Well, for those of you who don't recall the "Peeker" hole-card reading software I wrote about in my book "Dirty Poker," read this article that recently appeared in the New York Times. Not many people wanted to believe me when I exposed this type of cheating in online poker, but as John Lennon said in his song "Imagine," "I'm not the only one..."
September 20, 2007, 9:42 am
How Not to Cheat
By Steven D. Levitt
Let’s say you discover an old lamp and rub it, and out comes a genie offering to grant you a wish. You are greedy and devious, so you wish for the ability, whenever you play online poker, to see all the cards that the other players are holding. The genie grants your wish.
What would you do next?
If you were a total idiot, you would do exactly what some cheaters on the Web site Absolute Poker appear to have done recently. Playing at the very highest stakes games, they allegedly played every hand as if they knew every card that the other players had. They folded hands at the end that no normal player would fold, and they raised with hands that were winners but would seem like losers if you didn’t know the opponents’ cards. They won money at a rate that was about 100 times faster than a good player could reasonably expect to win.

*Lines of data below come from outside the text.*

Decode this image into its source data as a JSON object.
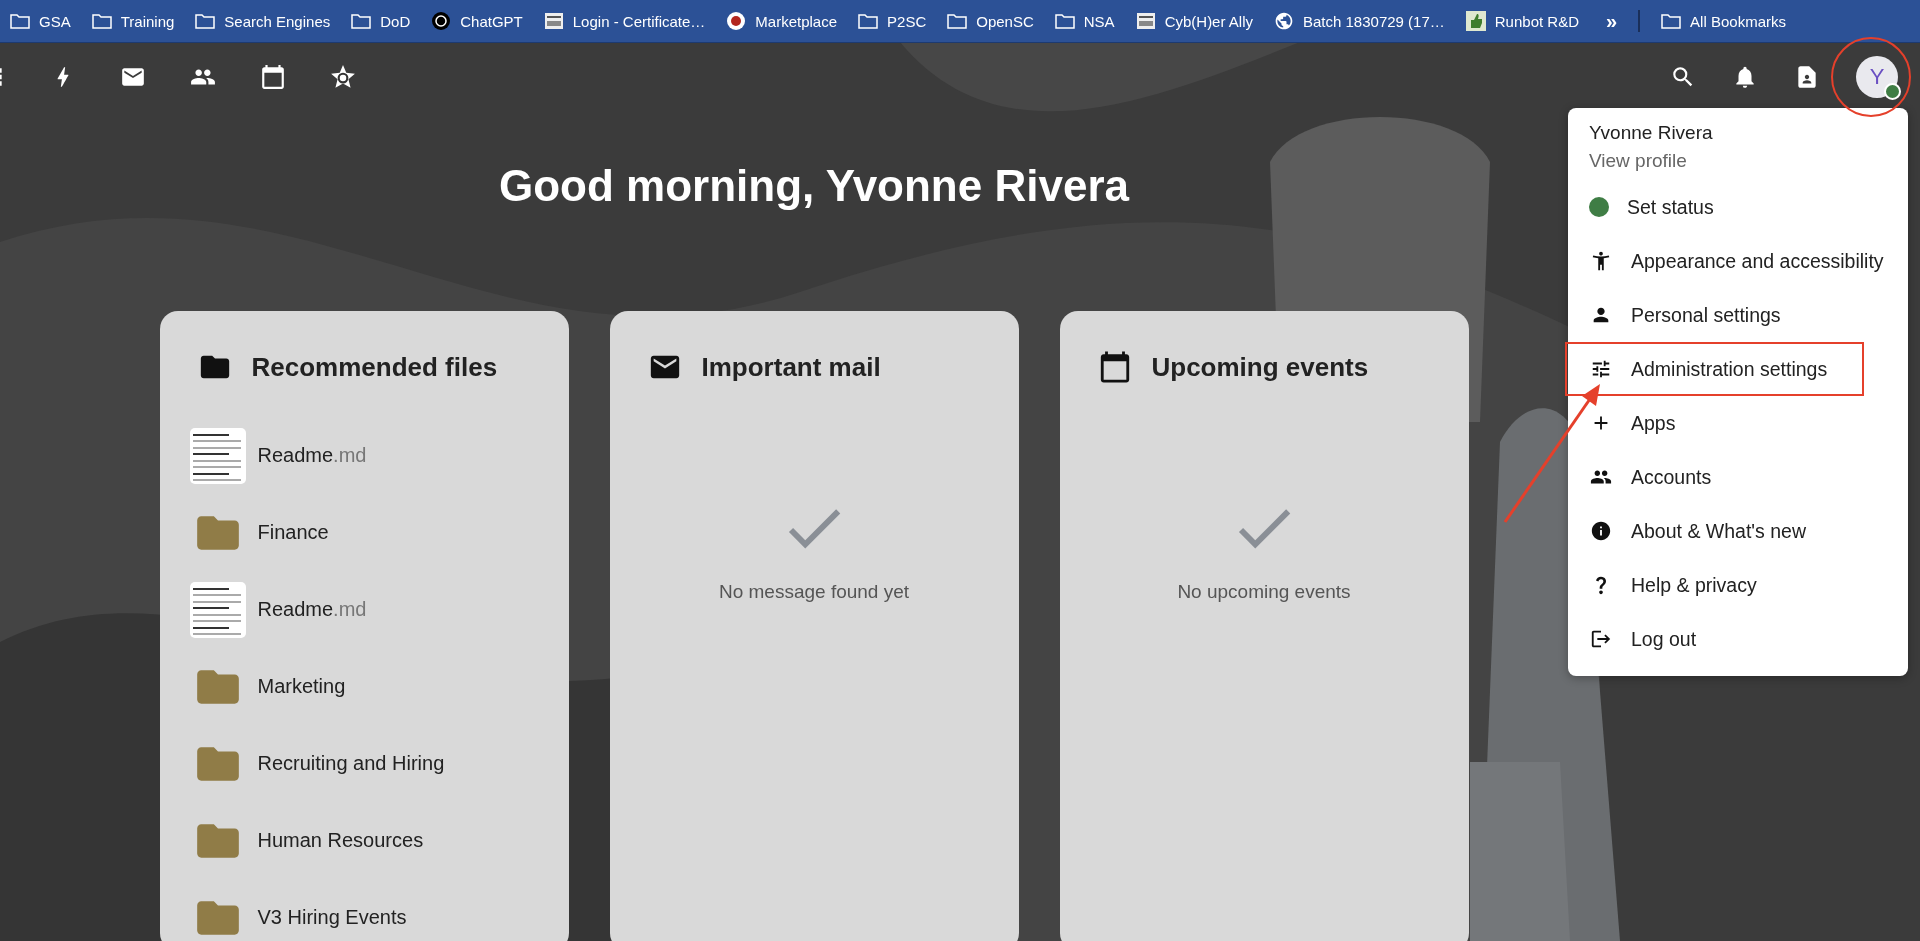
{
  "bookmarks": [
    {
      "label": "GSA",
      "kind": "folder"
    },
    {
      "label": "Training",
      "kind": "folder"
    },
    {
      "label": "Search Engines",
      "kind": "folder"
    },
    {
      "label": "DoD",
      "kind": "folder"
    },
    {
      "label": "ChatGPT",
      "kind": "site"
    },
    {
      "label": "Login - Certificate…",
      "kind": "site"
    },
    {
      "label": "Marketplace",
      "kind": "site"
    },
    {
      "label": "P2SC",
      "kind": "folder"
    },
    {
      "label": "OpenSC",
      "kind": "folder"
    },
    {
      "label": "NSA",
      "kind": "folder"
    },
    {
      "label": "Cyb(H)er Ally",
      "kind": "site"
    },
    {
      "label": "Batch 1830729 (17…",
      "kind": "site"
    },
    {
      "label": "Runbot R&D",
      "kind": "site"
    }
  ],
  "bookmarks_more": "»",
  "all_bookmarks": "All Bookmarks",
  "user": {
    "initial": "Y",
    "color": "#3f7d45"
  },
  "greeting": "Good morning, Yvonne Rivera",
  "cards": [
    {
      "kind": "files",
      "title": "Recommended files",
      "files": [
        {
          "name": "Readme",
          "ext": ".md",
          "kind": "document"
        },
        {
          "name": "Finance",
          "kind": "folder"
        },
        {
          "name": "Readme",
          "ext": ".md",
          "kind": "document"
        },
        {
          "name": "Marketing",
          "kind": "folder"
        },
        {
          "name": "Recruiting and Hiring",
          "kind": "folder"
        },
        {
          "name": "Human Resources",
          "kind": "folder"
        },
        {
          "name": "V3 Hiring Events",
          "kind": "folder"
        }
      ]
    },
    {
      "kind": "empty",
      "title": "Important mail",
      "empty_text": "No message found yet"
    },
    {
      "kind": "empty",
      "title": "Upcoming events",
      "empty_text": "No upcoming events"
    }
  ],
  "menu": {
    "name": "Yvonne Rivera",
    "profile_link": "View profile",
    "items": [
      {
        "label": "Set status",
        "kind": "status",
        "color": "#3f7d45",
        "highlighted": false
      },
      {
        "label": "Appearance and accessibility",
        "kind": "link",
        "highlighted": false
      },
      {
        "label": "Personal settings",
        "kind": "link",
        "highlighted": false
      },
      {
        "label": "Administration settings",
        "kind": "link",
        "highlighted": true
      },
      {
        "label": "Apps",
        "kind": "link",
        "highlighted": false
      },
      {
        "label": "Accounts",
        "kind": "link",
        "highlighted": false
      },
      {
        "label": "About & What's new",
        "kind": "link",
        "highlighted": false
      },
      {
        "label": "Help & privacy",
        "kind": "link",
        "highlighted": false
      },
      {
        "label": "Log out",
        "kind": "link",
        "highlighted": false
      }
    ]
  }
}
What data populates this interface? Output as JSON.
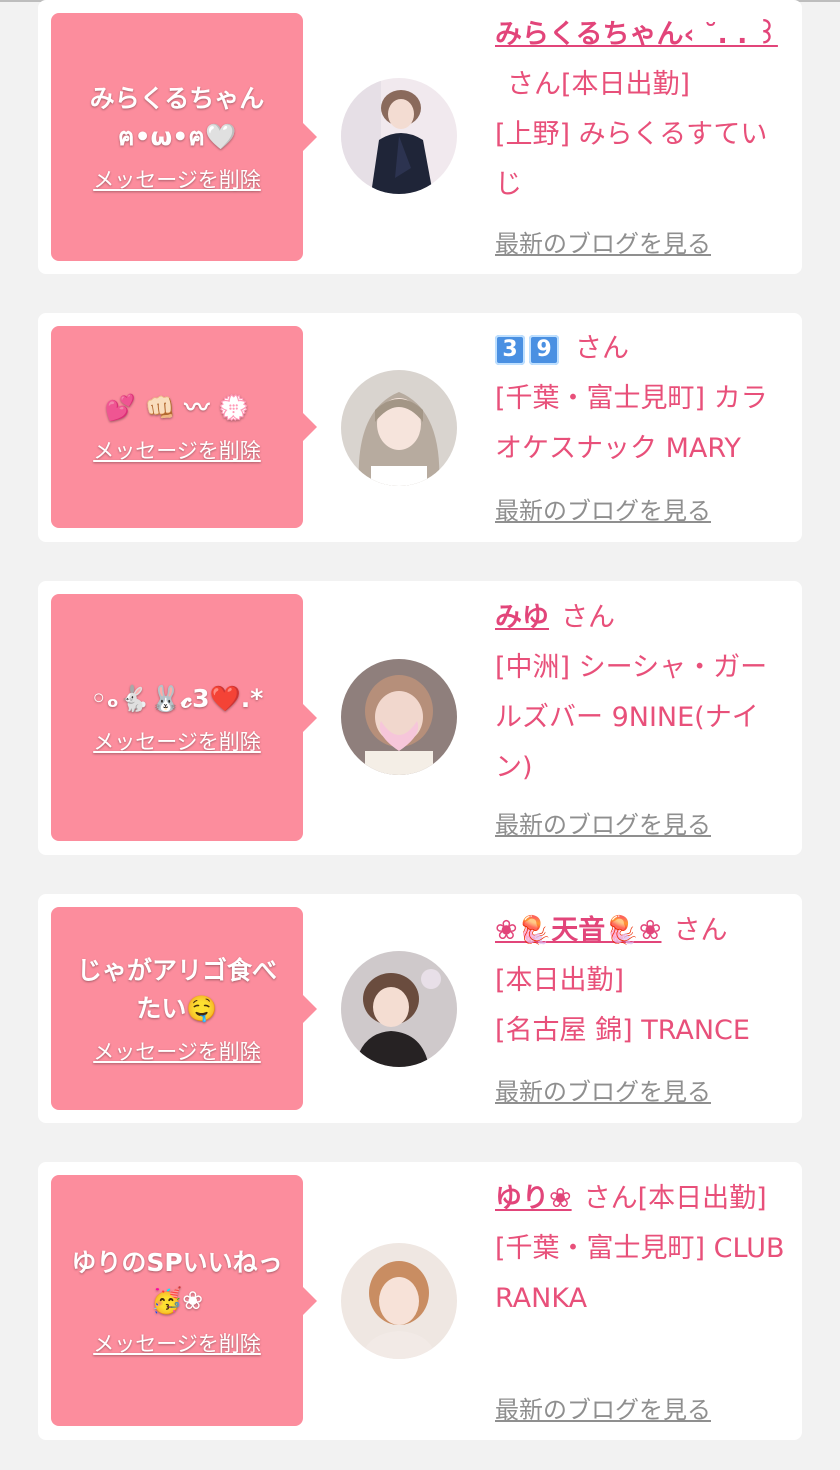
{
  "delete_label": "メッセージを削除",
  "blog_label": "最新のブログを見る",
  "san": "さん",
  "cards": [
    {
      "message": "みらくるちゃん\nฅ•ω•ฅ🤍",
      "name": "みらくるちゃん‹ ˘. . ꒱",
      "status": "[本日出勤]",
      "shop": "[上野] みらくるすていじ"
    },
    {
      "message": "💕 👊🏻 〰 💮",
      "name_digits": [
        "3",
        "9"
      ],
      "shop": "[千葉・富士見町] カラオケスナック MARY"
    },
    {
      "message": "◦ₒ🐇🐰𝓬3❤️.*",
      "name": "みゆ",
      "shop": "[中洲] シーシャ・ガールズバー 9NINE(ナイン)"
    },
    {
      "message": "じゃがアリゴ食べたい🤤",
      "name": "❀🪼天音🪼❀",
      "status": "[本日出勤]",
      "shop": "[名古屋 錦] TRANCE"
    },
    {
      "message": "ゆりのSPいいねっ🥳❀",
      "name": "ゆり❀",
      "status": "[本日出勤]",
      "shop": "[千葉・富士見町] CLUB RANKA"
    }
  ],
  "colors": {
    "bubble": "#fc8d9d",
    "accent": "#e8507a",
    "page_bg": "#f2f2f2",
    "link_gray": "#8f8f8f"
  }
}
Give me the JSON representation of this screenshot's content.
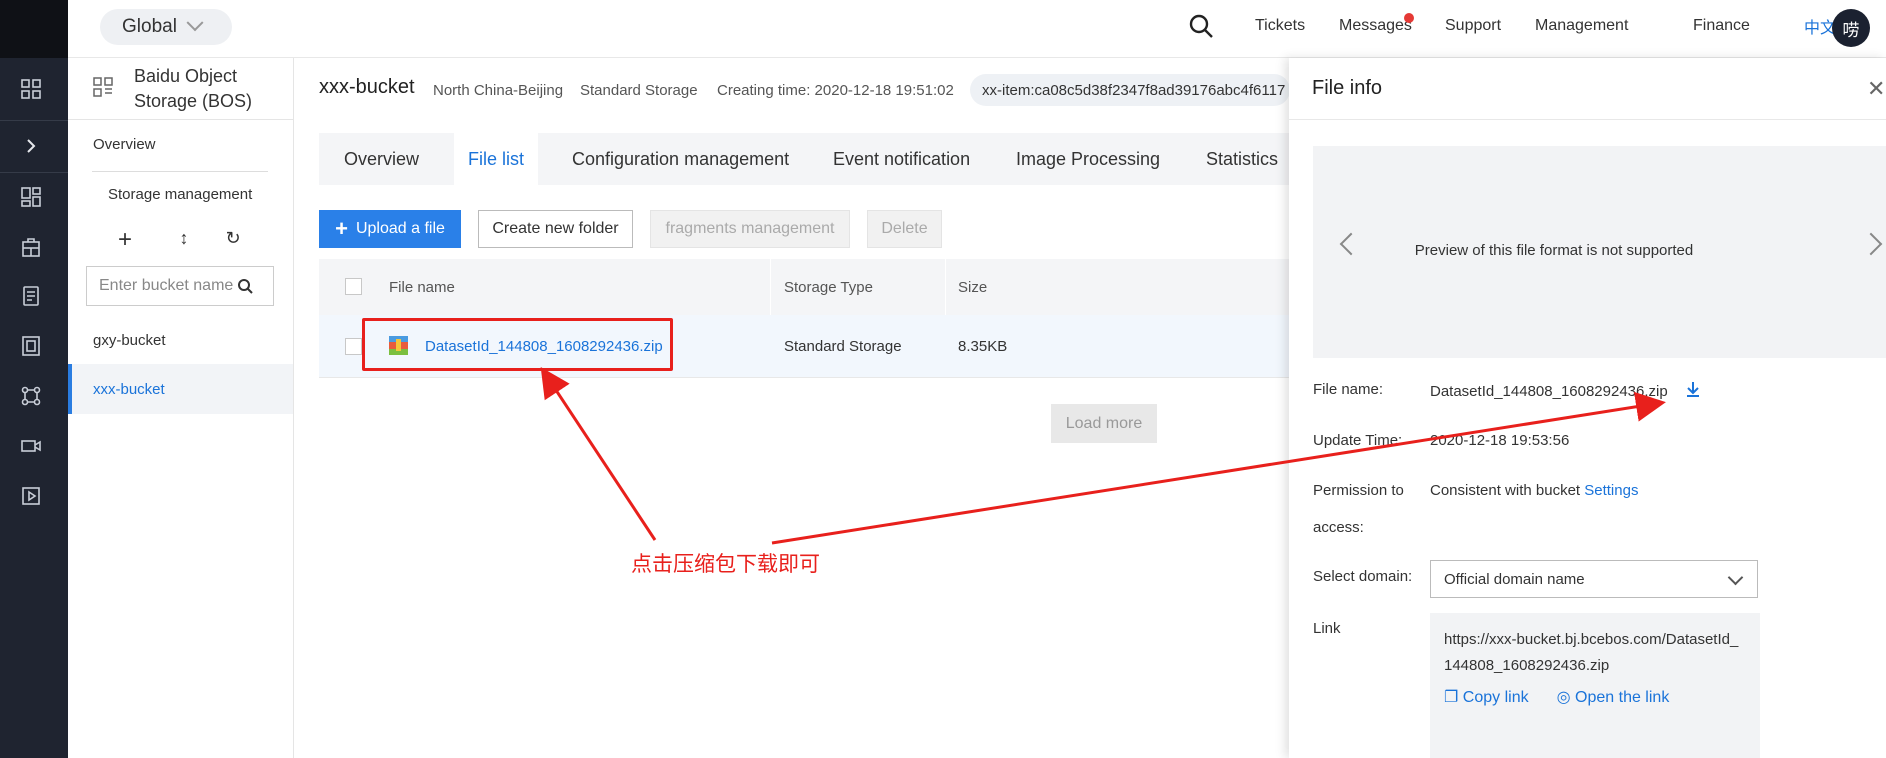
{
  "topbar": {
    "region": "Global",
    "nav": [
      "Tickets",
      "Messages",
      "Support",
      "Management",
      "Finance",
      "中文"
    ],
    "avatar": "唠"
  },
  "sidebar": {
    "service_title_line1": "Baidu Object",
    "service_title_line2": "Storage (BOS)",
    "overview": "Overview",
    "storage_management": "Storage management",
    "search_placeholder": "Enter bucket name",
    "buckets": [
      "gxy-bucket",
      "xxx-bucket"
    ],
    "active_bucket": "xxx-bucket"
  },
  "main": {
    "bucket_name": "xxx-bucket",
    "region": "North China-Beijing",
    "storage_class": "Standard Storage",
    "creating_time": "Creating time: 2020-12-18 19:51:02",
    "item_id": "xx-item:ca08c5d38f2347f8ad39176abc4f6117",
    "tabs": [
      "Overview",
      "File list",
      "Configuration management",
      "Event notification",
      "Image Processing",
      "Statistics"
    ],
    "active_tab": "File list",
    "buttons": {
      "upload": "Upload a file",
      "new_folder": "Create new folder",
      "fragments": "fragments management",
      "delete": "Delete"
    },
    "table": {
      "headers": [
        "File name",
        "Storage Type",
        "Size"
      ],
      "rows": [
        {
          "file_name": "DatasetId_144808_1608292436.zip",
          "storage_type": "Standard Storage",
          "size": "8.35KB"
        }
      ]
    },
    "load_more": "Load more",
    "annotation": "点击压缩包下载即可"
  },
  "drawer": {
    "title": "File info",
    "preview_text": "Preview of this file format is not supported",
    "file_name_label": "File name:",
    "file_name": "DatasetId_144808_1608292436.zip",
    "update_time_label": "Update Time:",
    "update_time": "2020-12-18 19:53:56",
    "permission_label_1": "Permission to",
    "permission_label_2": "access:",
    "permission_value": "Consistent with bucket",
    "settings_link": "Settings",
    "domain_label": "Select domain:",
    "domain_value": "Official domain name",
    "link_label": "Link",
    "link_line1": "https://xxx-bucket.bj.bcebos.com/DatasetId_",
    "link_line2": "144808_1608292436.zip",
    "copy_link": "Copy link",
    "open_link": "Open the link"
  },
  "colors": {
    "accent": "#2a80e8",
    "annotation_red": "#e8201c",
    "rail": "#1f2430"
  }
}
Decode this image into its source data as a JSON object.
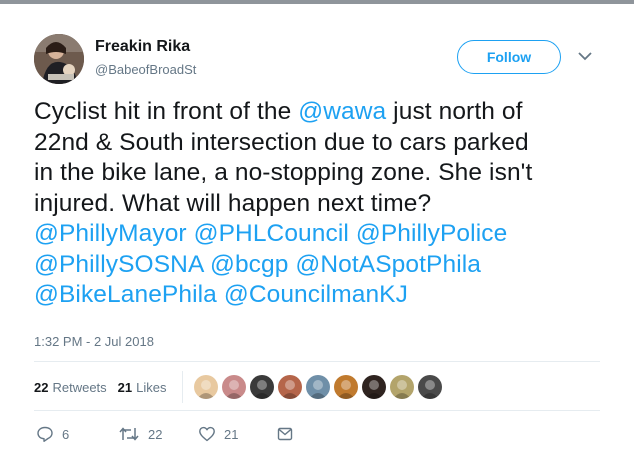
{
  "user": {
    "name": "Freakin Rika",
    "handle": "@BabeofBroadSt",
    "follow_label": "Follow"
  },
  "tweet": {
    "lines": [
      [
        {
          "t": "Cyclist hit in front of the "
        },
        {
          "t": "@wawa",
          "m": true
        },
        {
          "t": " just north of"
        }
      ],
      [
        {
          "t": "22nd & South intersection due to cars parked"
        }
      ],
      [
        {
          "t": "in the bike lane, a no-stopping zone. She isn't"
        }
      ],
      [
        {
          "t": "injured. What will happen next time?"
        }
      ],
      [
        {
          "t": "@PhillyMayor",
          "m": true
        },
        {
          "t": " "
        },
        {
          "t": "@PHLCouncil",
          "m": true
        },
        {
          "t": " "
        },
        {
          "t": "@PhillyPolice",
          "m": true
        }
      ],
      [
        {
          "t": "@PhillySOSNA",
          "m": true
        },
        {
          "t": " "
        },
        {
          "t": "@bcgp",
          "m": true
        },
        {
          "t": " "
        },
        {
          "t": "@NotASpotPhila",
          "m": true
        }
      ],
      [
        {
          "t": "@BikeLanePhila",
          "m": true
        },
        {
          "t": " "
        },
        {
          "t": "@CouncilmanKJ",
          "m": true
        }
      ]
    ]
  },
  "timestamp": "1:32 PM - 2 Jul 2018",
  "stats": {
    "retweets_count": "22",
    "retweets_label": "Retweets",
    "likes_count": "21",
    "likes_label": "Likes"
  },
  "likers": [
    {
      "icon": "avatar-bearded-man",
      "bg": "#e8c9a0"
    },
    {
      "icon": "avatar-couple",
      "bg": "#c98a8a"
    },
    {
      "icon": "avatar-bw-portrait",
      "bg": "#3a3a3a"
    },
    {
      "icon": "avatar-city-skyline",
      "bg": "#b5654a"
    },
    {
      "icon": "avatar-landscape",
      "bg": "#6f8fa8"
    },
    {
      "icon": "avatar-colorful",
      "bg": "#c07a2e"
    },
    {
      "icon": "avatar-dark-portrait",
      "bg": "#2f2420"
    },
    {
      "icon": "avatar-outdoor",
      "bg": "#b3a46b"
    },
    {
      "icon": "avatar-sunglasses",
      "bg": "#4a4a4a"
    }
  ],
  "actions": {
    "replies": "6",
    "retweets": "22",
    "likes": "21"
  },
  "colors": {
    "accent": "#1da1f2",
    "muted": "#657786",
    "text": "#14171a",
    "divider": "#e6ecf0"
  }
}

Their play was so anomalous that, within a few days, they were discovered.
What did they do next? Apparently, they played some more, now playing worse than anyone has ever played in the history of poker — in other words, trying to lose some of the money back so things didn’t look so suspicious. One hand history shows that the players called a bet at the end when their two hole cards were 2-3 and had not paired the board … there literally was no hand that they could beat!
I don’t know whether these cheating allegations are true, because all the information I am getting is third-hand. The poker players I’ve talked to all believe it to be true. Regardless, I bet these guys wish they had it to do over. If they had just been smart about it, they could have milked this gig forever, winning at reasonable rates. For the stakes they were playing, they could have gotten very rich, and their scheme would have been nearly undetectable.
(Note that I say nearly undetectable, because while that poker site probably never would have detected them, I am working with a different online poker site to develop a set of tools for catching cheaters. Even if these guys were careful, we would catch them.)